An interesting example of the extremely practical value of such a catalogue came up in connection with Leverrier’s discovery of the planet Neptune. In the autumn of 1846, after the discovery of this planet, Maury ordered one of his observers to trace its path backwards to see if some astronomer had observed it and entered it as a fixed star. On February 1, 1847, the observer, Sears Cook Walker, gave a list of fourteen stars from Lalande’s catalogue in his “Histoire Céleste”, where Neptune should have been approximately in May, 1795. Professor Hubbard was then directed by Maury to examine with the equatorial, and he found on the night of February 4 that the suspected star was missing. It was concluded, therefore, that Lalande had observed and recorded Neptune as a fixed star on the nights of May 8 and 10, 1795. This discovery enabled astronomers to compute the new planet’s orbit from observations extending over a period of fifty years.
The work on this catalogue was carried forward industriously for several years, but the results were not ready to be published in the volume of observations for the year 1846 because of the continual drafts on the personnel of the Observatory for sea duty, which made it impossible for the computers to keep pace with the observers. Eventually, Maury was compelled to abandon the hope of ever finishing a complete catalogue of the stars, as at first planned. The observations continued to be made, however, and by January of 1855 the number of stars which had been so observed reached the grand total of 100,000; but these results were not published until 1873, long after Maury’s superintendency had come to a close. Maury would never have undertaken such an ambitious work, if he had realized the Herculean labor involved in the cataloguing of all the stars down to the 10th magnitude in all the heavens from 45° south to the North Pole, a colossal undertaking that was entirely beyond the capacity of any one observatory to accomplish in a generation.

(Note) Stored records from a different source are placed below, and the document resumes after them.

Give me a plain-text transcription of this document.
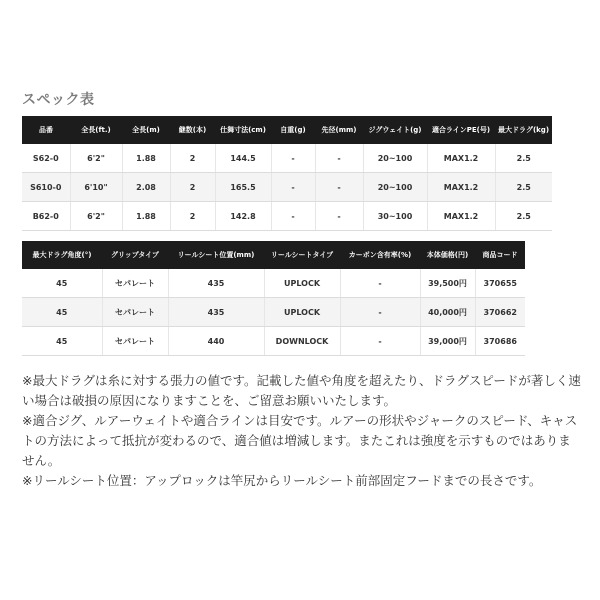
スペック表
品番	全長(ft.)	全長(m)	継数(本)	仕舞寸法(cm)	自重(g)	先径(mm)	ジグウェイト(g)	適合ラインPE(号)	最大ドラグ(kg)
S62-0	6'2"	1.88	2	144.5	-	-	20~100	MAX1.2	2.5
S610-0	6'10"	2.08	2	165.5	-	-	20~100	MAX1.2	2.5
B62-0	6'2"	1.88	2	142.8	-	-	30~100	MAX1.2	2.5
最大ドラグ角度(°)	グリップタイプ	リールシート位置(mm)	リールシートタイプ	カーボン含有率(%)	本体価格(円)	商品コード
45	セパレート	435	UPLOCK	-	39,500円	370655
45	セパレート	435	UPLOCK	-	40,000円	370662
45	セパレート	440	DOWNLOCK	-	39,000円	370686

※最大ドラグは糸に対する張力の値です。記載した値や角度を超えたり、ドラグスピードが著しく速い場合は破損の原因になりますことを、ご留意お願いいたします。

※適合ジグ、ルアーウェイトや適合ラインは目安です。ルアーの形状やジャークのスピード、キャストの方法によって抵抗が変わるので、適合値は増減します。またこれは強度を示すものではありません。

※リールシート位置：アップロックは竿尻からリールシート前部固定フードまでの長さです。
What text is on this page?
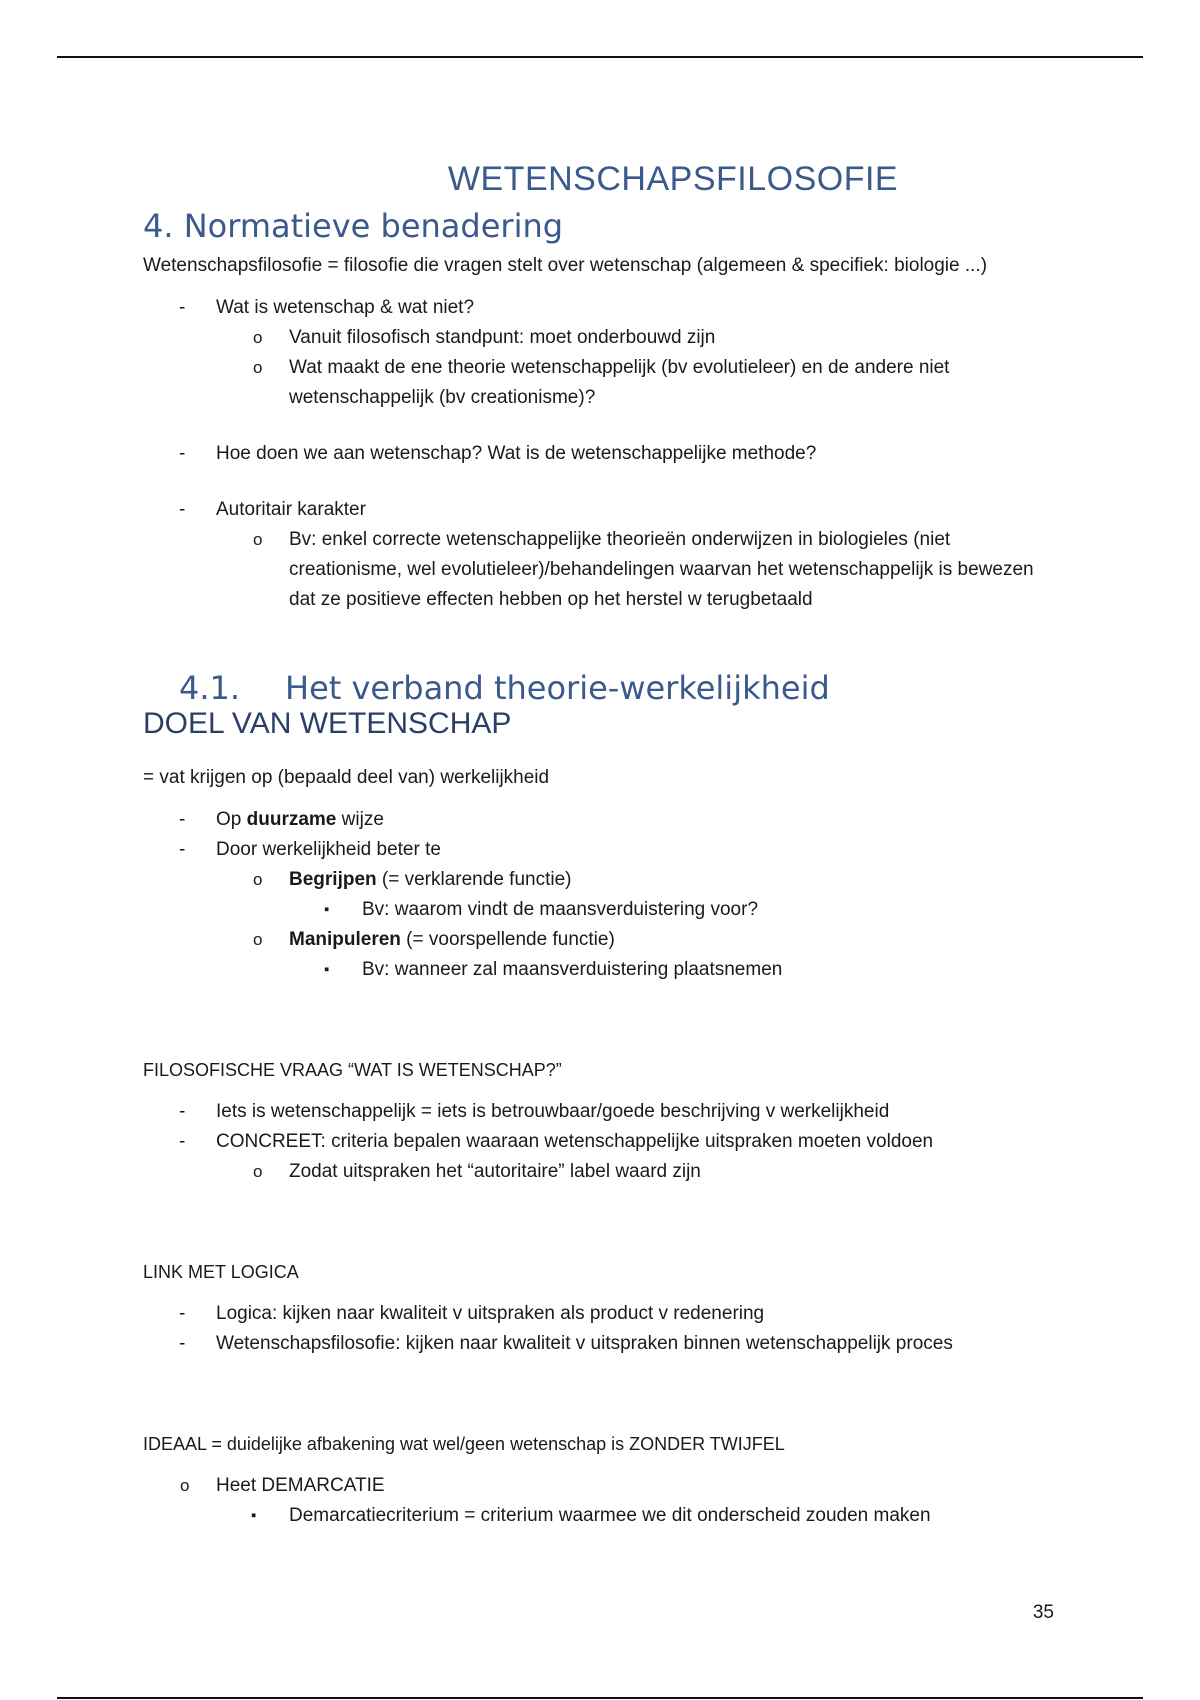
WETENSCHAPSFILOSOFIE
4. Normatieve benadering

Wetenschapsfilosofie = filosofie die vragen stelt over wetenschap (algemeen & specifiek: biologie ...)

- Wat is wetenschap & wat niet?
o Vanuit filosofisch standpunt: moet onderbouwd zijn
o Wat maakt de ene theorie wetenschappelijk (bv evolutieleer) en de andere niet wetenschappelijk (bv creationisme)?
- Hoe doen we aan wetenschap? Wat is de wetenschappelijke methode?
- Autoritair karakter
o Bv: enkel correcte wetenschappelijke theorieën onderwijzen in biologieles (niet creationisme, wel evolutieleer)/behandelingen waarvan het wetenschappelijk is bewezen dat ze positieve effecten hebben op het herstel w terugbetaald
4.1. Het verband theorie-werkelijkheid
DOEL VAN WETENSCHAP

= vat krijgen op (bepaald deel van) werkelijkheid

- Op duurzame wijze
- Door werkelijkheid beter te
o Begrijpen (= verklarende functie)
▪ Bv: waarom vindt de maansverduistering voor?
o Manipuleren (= voorspellende functie)
▪ Bv: wanneer zal maansverduistering plaatsnemen

FILOSOFISCHE VRAAG “WAT IS WETENSCHAP?”

- Iets is wetenschappelijk = iets is betrouwbaar/goede beschrijving v werkelijkheid
- CONCREET: criteria bepalen waaraan wetenschappelijke uitspraken moeten voldoen
o Zodat uitspraken het “autoritaire” label waard zijn

LINK MET LOGICA

- Logica: kijken naar kwaliteit v uitspraken als product v redenering
- Wetenschapsfilosofie: kijken naar kwaliteit v uitspraken binnen wetenschappelijk proces

IDEAAL = duidelijke afbakening wat wel/geen wetenschap is ZONDER TWIJFEL

o Heet DEMARCATIE
▪ Demarcatiecriterium = criterium waarmee we dit onderscheid zouden maken
35
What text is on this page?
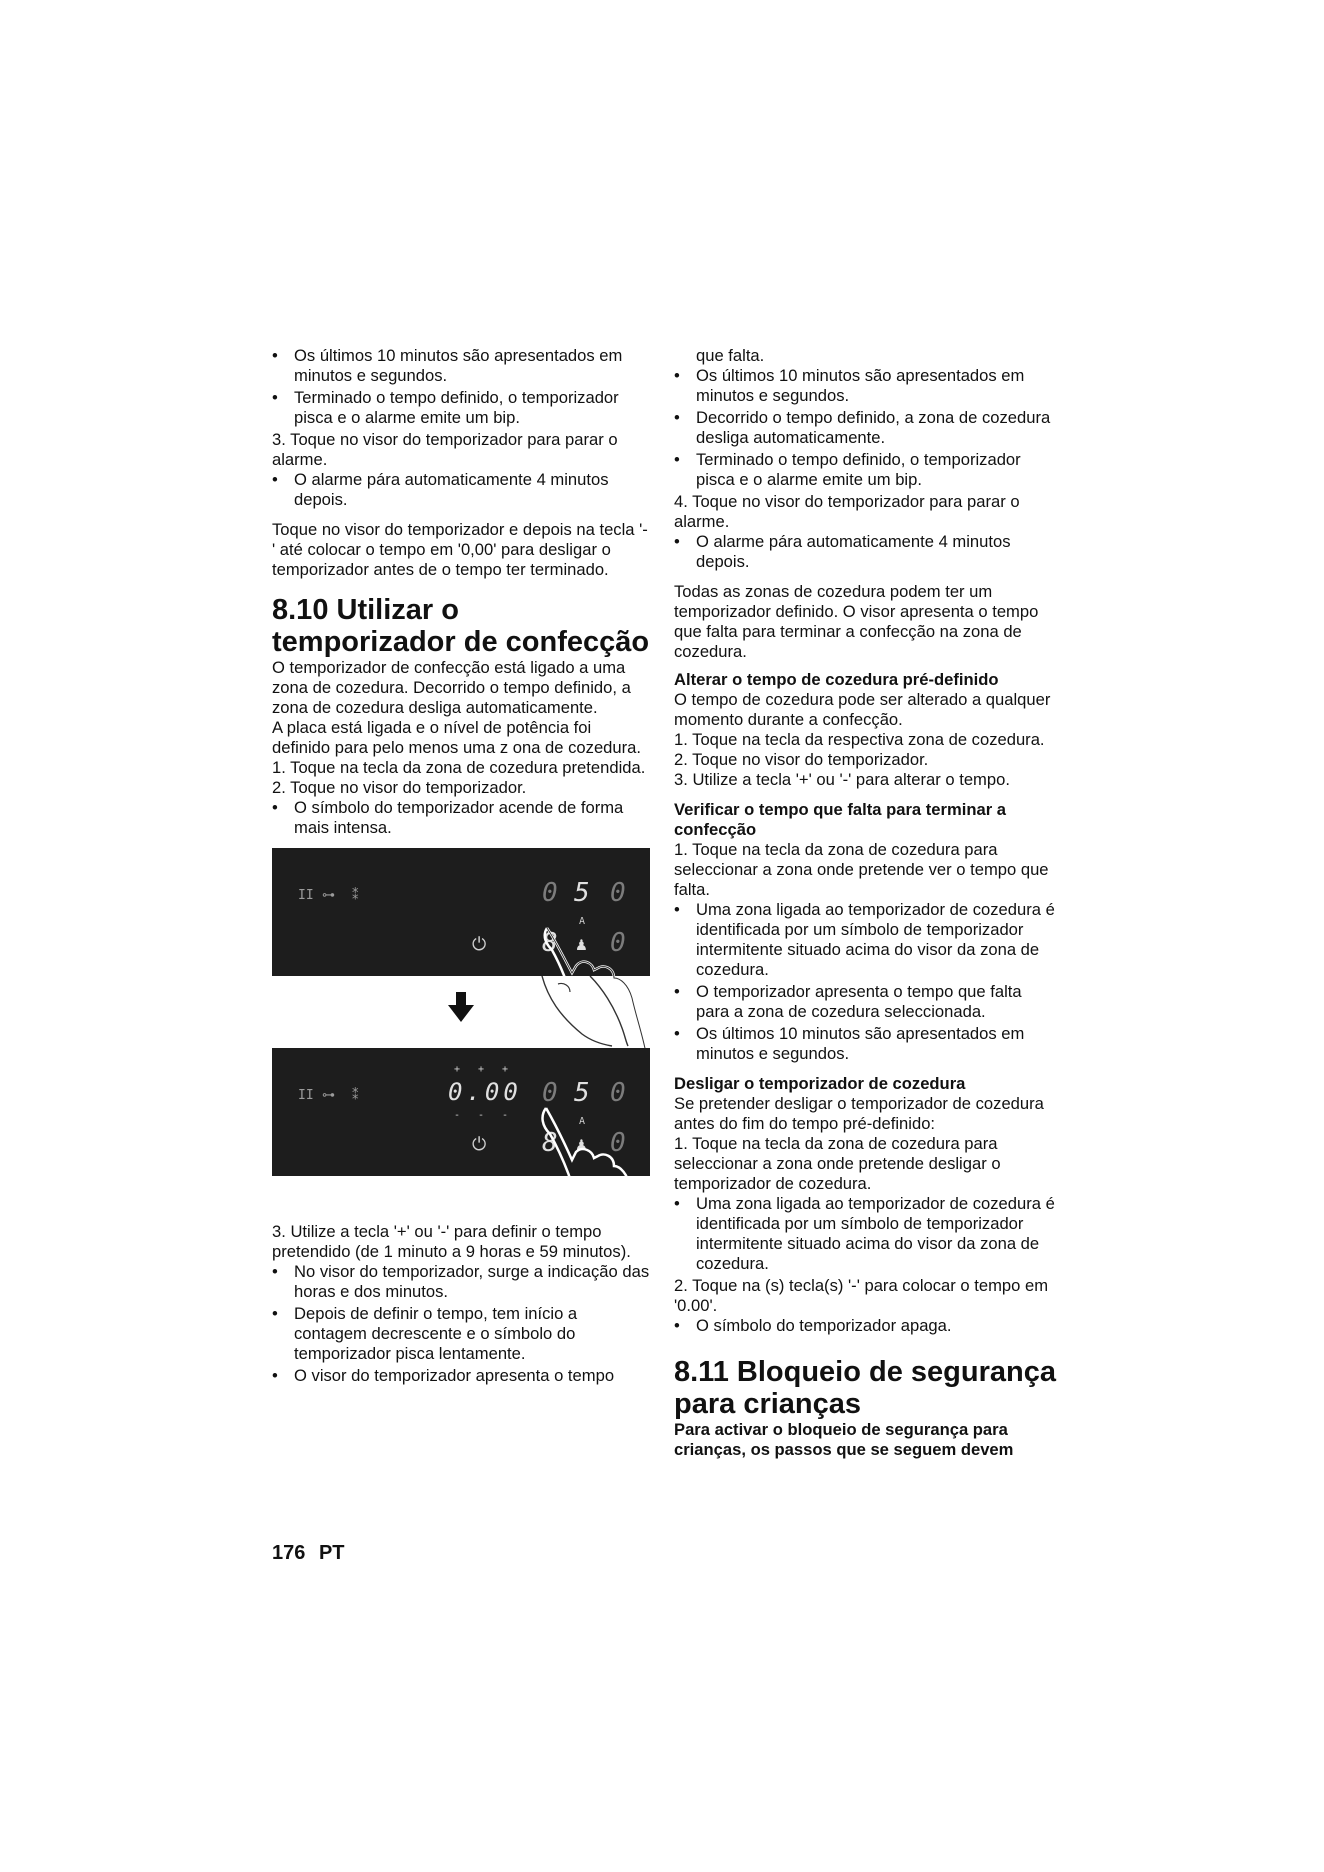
• Os últimos 10 minutos são apresentados em minutos e segundos.
• Terminado o tempo definido, o temporizador pisca e o alarme emite um bip.
3. Toque no visor do temporizador para parar o alarme.
• O alarme pára automaticamente 4 minutos depois.

Toque no visor do temporizador e depois na tecla '-' até colocar o tempo em '0,00' para desligar o temporizador antes de o tempo ter terminado.

8.10 Utilizar o temporizador de confecção

O temporizador de confecção está ligado a uma zona de cozedura. Decorrido o tempo definido, a zona de cozedura desliga automaticamente.

A placa está ligada e o nível de potência foi definido para pelo menos uma z ona de cozedura.

1. Toque na tecla da zona de cozedura pretendida.
2. Toque no visor do temporizador.
• O símbolo do temporizador acende de forma mais intensa.
II ⊶ ⁑	0 5 0
A
⏻ 8 ♟ 0
II ⊶ ⁑
+ + +
0.00
- - -
0 5 0
A
⏻ 8 ♟ 0
3. Utilize a tecla '+' ou '-' para definir o tempo pretendido (de 1 minuto a 9 horas e 59 minutos).
• No visor do temporizador, surge a indicação das horas e dos minutos.
• Depois de definir o tempo, tem início a contagem decrescente e o símbolo do temporizador pisca lentamente.
• O visor do temporizador apresenta o tempo
que falta.
• Os últimos 10 minutos são apresentados em minutos e segundos.
• Decorrido o tempo definido, a zona de cozedura desliga automaticamente.
• Terminado o tempo definido, o temporizador pisca e o alarme emite um bip.
4. Toque no visor do temporizador para parar o alarme.
• O alarme pára automaticamente 4 minutos depois.

Todas as zonas de cozedura podem ter um temporizador definido. O visor apresenta o tempo que falta para terminar a confecção na zona de cozedura.

Alterar o tempo de cozedura pré-definido

O tempo de cozedura pode ser alterado a qualquer momento durante a confecção.

1. Toque na tecla da respectiva zona de cozedura.
2. Toque no visor do temporizador.
3. Utilize a tecla '+' ou '-' para alterar o tempo.
Verificar o tempo que falta para terminar a confecção
1. Toque na tecla da zona de cozedura para seleccionar a zona onde pretende ver o tempo que falta.
• Uma zona ligada ao temporizador de cozedura é identificada por um símbolo de temporizador intermitente situado acima do visor da zona de cozedura.
• O temporizador apresenta o tempo que falta para a zona de cozedura seleccionada.
• Os últimos 10 minutos são apresentados em minutos e segundos.
Desligar o temporizador de cozedura

Se pretender desligar o temporizador de cozedura antes do fim do tempo pré-definido:

1. Toque na tecla da zona de cozedura para seleccionar a zona onde pretende desligar o temporizador de cozedura.
• Uma zona ligada ao temporizador de cozedura é identificada por um símbolo de temporizador intermitente situado acima do visor da zona de cozedura.
2. Toque na (s) tecla(s) '-' para colocar o tempo em '0.00'.
• O símbolo do temporizador apaga.
8.11 Bloqueio de segurança para crianças

Para activar o bloqueio de segurança para crianças, os passos que se seguem devem

176 PT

The appearance of the second volume of astronomical observations was delayed because of the inroads made on Maury’s staff by the demands of the Mexican War. Then when the work was on the point of being published it was destroyed by a fire which burned the printing office. So the volume did not appear until the year 1851; and as the years went by publications fell further and further behind the observations. There is no doubt but that Maury was greatly handicapped by the assignment of officers to the Observatory for irregular periods, and by the reduction of the number of his mathematicians as time went by. There was, besides, the hydrographical work of his office which made constantly increasing demands on him and his staff. When he was forced by this lack in personnel to make a choice between the more complete development of astronomical observations on the one hand, and hydrographical and meteorological research on the other, he wisely chose the latter as of more immediate and practical value to the United States, and indeed to the entire world.
Courtesy of “The Journal of American History,” Vol. IV, Number 3 (1910).
Decorations Conferred upon Maury
(From reader’s left to right) First and fourth are the obverse and reverse of the decoration of the Tower and Sword conferred by the King of Portugal. Second is the diamond pin presented by Maximilian of Austria. Third and sixth are the obverse and reverse of the decoration, Cross of the Order of Dannebrog, given by the King of Denmark. Fifth is the pearl and diamond brooch presented to Mrs. Maury by the Czar of Russia, see page 65. (Maury was also made a commander of the Legion of Honor, and a knight of the Order of St. Anne by the Czar of Russia.)
CHAPTER V
His Wind and Current Charts
At the top of all the pilot charts issued by the Hydrographic Office of the Navy Department are written these words: “Founded upon the researches made and the data collected by Lieutenant M. F. Maury, U. S. Navy”. This is an appropriate memorial to Maury’s most practical contribution to science,—that which has given him the name “Pathfinder of the Seas”.